From the towers and roofs projected numerous brazen-mouthed instruments, which welcomed into everlasting joy the purified spirit which was ascending from purgatory. Thus were paradise, purgatory and pandemonium represented at St.Laud's, and abominable as such representations now appear to be, they had, to a certain extent, a salutary effect with the people who were in the habit of looking at them.
That they were absolute accurate representations of the places represented, they never for a moment presumed to doubt; and if the joys of heaven, as displayed there, were not of much avail in adding to the zeal of the faithful, the horrors of hell were certainly most efficacious in frightening the people into compliance with the rules laid down for them, and in preventing them from neglecting their priests and religious duties. The people were crowded round the church; some were kneeling with the wooden monk at the foot of the cross, and some round the bars of purgatory.

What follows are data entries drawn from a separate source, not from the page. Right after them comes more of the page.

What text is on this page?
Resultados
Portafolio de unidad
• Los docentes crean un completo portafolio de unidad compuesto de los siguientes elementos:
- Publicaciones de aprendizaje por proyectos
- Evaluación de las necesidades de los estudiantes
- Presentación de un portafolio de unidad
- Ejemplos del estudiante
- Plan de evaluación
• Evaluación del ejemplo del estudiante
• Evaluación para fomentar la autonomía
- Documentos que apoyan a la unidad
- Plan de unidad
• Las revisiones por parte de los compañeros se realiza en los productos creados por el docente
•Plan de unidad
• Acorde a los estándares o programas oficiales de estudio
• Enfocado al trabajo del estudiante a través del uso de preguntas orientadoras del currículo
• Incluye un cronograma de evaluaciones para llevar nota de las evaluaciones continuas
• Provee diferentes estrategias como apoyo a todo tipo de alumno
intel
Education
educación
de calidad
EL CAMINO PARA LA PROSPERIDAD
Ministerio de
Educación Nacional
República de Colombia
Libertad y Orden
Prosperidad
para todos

Others were prostrated before the six condemned demons, and some sat by the road-side, on the roots of the trees, telling their beads.
Many men were talking of the state of the times, and of the wars to come; some were foretelling misery and desolation, and others were speaking of the happy days about to return, when their King and their priests should have their own, and La Vendee should be the most honoured province in France. They made a pretty scene, waiting there beneath the shade till their priest should come to lead them to some rural chapel.